In contrast, look at the catalog for Addison-Wesley, for example. There are books there on Java regarding Business Logic, Intelligent Agents, Design Patterns, Full E-Commerce Solutions. In other words, many of books on the subjects that grab the attention of CIOs and CEOs of major corporations.
In my opinion, KM, you need to do more than tell us about how this is done. You need to write a concrete text showing HOW it is done and WHY Perl is best-suited for the job. For, if we had to do something of this scale and robustness, most of us we would be lost. | [reply] |
One, though not mentioned, your Perl products must have used extensive logging and transaction control, in addition
to secure file transfers.
Oh yeah. Everything was logged, replicated, backed up, etc... There were two DBs used, Informix and MySQL.. both backed up daily, and
using transactions (we did some hacking to replicate transactions in MySQL in various ways). Any files
which were transfered anywhere were encrypted and digitally signed.
Second, the big problem with Perl in my opinion are the types of texts published about it. There are reams of books on
the Perl language but very few about Perl as the language for architecting complex systems.
Well, in the book I just finished this is somewhat taken care of, in a roundabout way. It is about writing CGI apps with Perl.
In the book, many things are shown, which as a whole should give the reader an idea of how to use the various Perl tools to write applications.
Although the book is geared to CGI, the concepts are the same.
One of the problems I see, is that people (CIOs, et al) may not think Perl can do what it can do, so they use a buzzword compliant language.
Hopefully, they use the Right Tool for the job. If that is C, so be it. If it is Java, then so it is.
I don't know that books on architecting complex systems with Perl would make people do it. First, you need to know how to
architect a complex system, then choose the tool(s) to make it a reality.
Another project we worked on was a portal between vendors. The central server for this was
done in Java, and the grunt work with Perl. Many robust systems use different tools to accomplish what the blueprint lays out.
You need to write a concrete text showing
HOW it is done and WHY Perl is best-suited for the job.
Do I? How would I show you how it is done (I can't show you the code)? Nothing magical was done, heavy DBI usage, cron jobs,
CGI, some Win32 Perl, etc... Nothing that hasn't been explained a billion times already. Most of the it was on one side you have a
FourGen interface into Informix, scripts that move data from Informix to MySQL, a web front end to MySQL, and scripts that move data
from MySQL to Informix. Perl handled all EDI transactions, putting them into Informix, which replicated to MySQL, etc...Not brain surgery.. just timing and
having a decent blueprint to create the system around (many flow charts, specs, test cases, and more flow charts).

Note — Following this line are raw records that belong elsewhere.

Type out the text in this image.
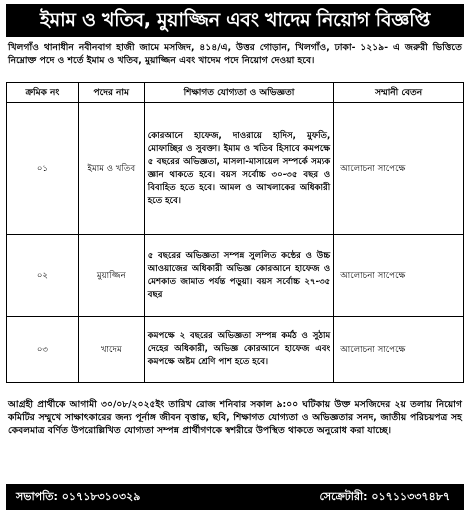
ইমাম ও খতিব, মুয়াজ্জিন এবং খাদেম নিয়োগ বিজ্ঞপ্তি
খিলগাঁও থানাধীন নবীনবাগ হাজী জামে মসজিদ, ৪১৪/এ, উত্তর গোড়ান, খিলগাঁও, ঢাকা- ১২১৯- এ জরুরী ভিত্তিতে নিম্নোক্ত পদে ও শর্তে ইমাম ও খতিব, মুয়াজ্জিন এবং খাদেম পদে নিয়োগ দেওয়া হবে।
ক্রমিক নং	পদের নাম	শিক্ষাগত যোগ্যতা ও অভিজ্ঞতা	সম্মানী বেতন
০১	ইমাম ও খতিব	কোরআনে হাফেজ, দাওরায়ে হাদিস, মুফতি, মোফাচ্ছির ও সুবক্তা। ইমাম ও খতিব হিসাবে কমপক্ষে ৫ বছরের অভিজ্ঞতা, মাসলা-মাসায়েল সম্পর্কে সম্যক জ্ঞান থাকতে হবে। বয়স সর্বোচ্চ ৩০-৩৫ বছর ও বিবাহিত হতে হবে। আমল ও আখলাকের অধিকারী হতে হবে।	আলোচনা সাপেক্ষে
০২	মুয়াজ্জিন	৫ বছরের অভিজ্ঞতা সম্পন্ন সুললিত কন্ঠের ও উচ্চ আওয়াজের অধিকারী অভিজ্ঞ কোরআনে হাফেজ ও মেশকাত জামাত পর্যন্ত পড়ুয়া। বয়স সর্বোচ্চ ২৭-৩৫ বছর	আলোচনা সাপেক্ষে
০৩	খাদেম	কমপক্ষে ২ বছরের অভিজ্ঞতা সম্পন্ন কর্মঠ ও সুঠাম দেহের অধিকারী, অভিজ্ঞ কোরআনে হাফেজ এবং কমপক্ষে অষ্টম শ্রেণি পাশ হতে হবে।	আলোচনা সাপেক্ষে
আগ্রহী প্রার্থীকে আগামী ৩০/০৮/২০২৫ইং তারিখ রোজ শনিবার সকাল ৯:০০ ঘটিকায় উক্ত মসজিদের ২য় তলায় নিয়োগ কমিটির সম্মুখে সাক্ষাৎকারের জন্য পূর্নাঙ্গ জীবন বৃত্তান্ত, ছবি, শিক্ষাগত যোগ্যতা ও অভিজ্ঞতার সনদ, জাতীয় পরিচয়পত্র সহ কেবলমাত্র বর্ণিত উপরোল্লিখিত যোগ্যতা সম্পন্ন প্রার্থীগণকে স্বশরীরে উপস্থিত থাকতে অনুরোধ করা যাচ্ছে।
সভাপতি: ০১৭১৮৩১০৩২৯	সেক্রেটারী: ০১৭১১৩৩৭৪৮৭
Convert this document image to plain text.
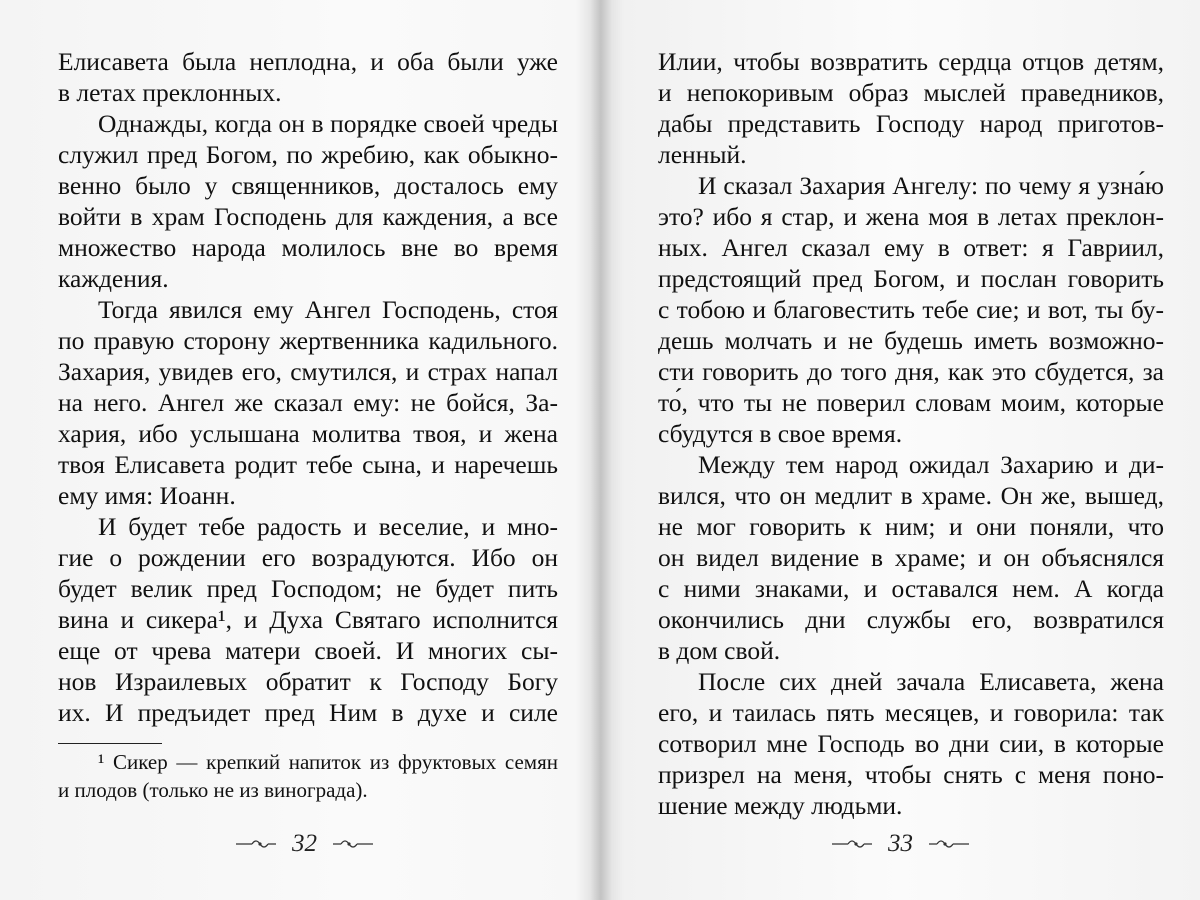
Елисавета была неплодна, и оба были уже
в летах преклонных.
Однажды, когда он в порядке своей чреды
служил пред Богом, по жребию, как обыкно-
венно было у священников, досталось ему
войти в храм Господень для каждения, а все
множество народа молилось вне во время
каждения.
Тогда явился ему Ангел Господень, стоя
по правую сторону жертвенника кадильного.
Захария, увидев его, смутился, и страх напал
на него. Ангел же сказал ему: не бойся, За-
хария, ибо услышана молитва твоя, и жена
твоя Елисавета родит тебе сына, и наречешь
ему имя: Иоанн.
И будет тебе радость и веселие, и мно-
гие о рождении его возрадуются. Ибо он
будет велик пред Господом; не будет пить
вина и сикера¹, и Духа Святаго исполнится
еще от чрева матери своей. И многих сы-
нов Израилевых обратит к Господу Богу
их. И предъидет пред Ним в духе и силе
¹ Сикер — крепкий напиток из фруктовых семян
и плодов (только не из винограда).
32
Илии, чтобы возвратить сердца отцов детям,
и непокоривым образ мыслей праведников,
дабы представить Господу народ приготов-
ленный.
И сказал Захария Ангелу: по чему я узна́ю
это? ибо я стар, и жена моя в летах преклон-
ных. Ангел сказал ему в ответ: я Гавриил,
предстоящий пред Богом, и послан говорить
с тобою и благовестить тебе сие; и вот, ты бу-
дешь молчать и не будешь иметь возможно-
сти говорить до того дня, как это сбудется, за
то́, что ты не поверил словам моим, которые
сбудутся в свое время.
Между тем народ ожидал Захарию и ди-
вился, что он медлит в храме. Он же, вышед,
не мог говорить к ним; и они поняли, что
он видел видение в храме; и он объяснялся
с ними знаками, и оставался нем. А когда
окончились дни службы его, возвратился
в дом свой.
После сих дней зачала Елисавета, жена
его, и таилась пять месяцев, и говорила: так
сотворил мне Господь во дни сии, в которые
призрел на меня, чтобы снять с меня поно-
шение между людьми.
33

For, if we had to do something of this scale and robustness,
most of us we would be lost.
Why would people fail? The only reason I could think of is not knowing what Perl can do, or not knowing how to do it.
That is the fault of the individual, not on the size of the system. I mean really, many systems today are "Put crap in a DB, take crap out of a DB".
Figuring out what to do with the crap, validate the crap, munge the crap, display the crap, etc... are the details
architects and developers need to figure out. That is the hard part.. writing it in Perl is the easy part.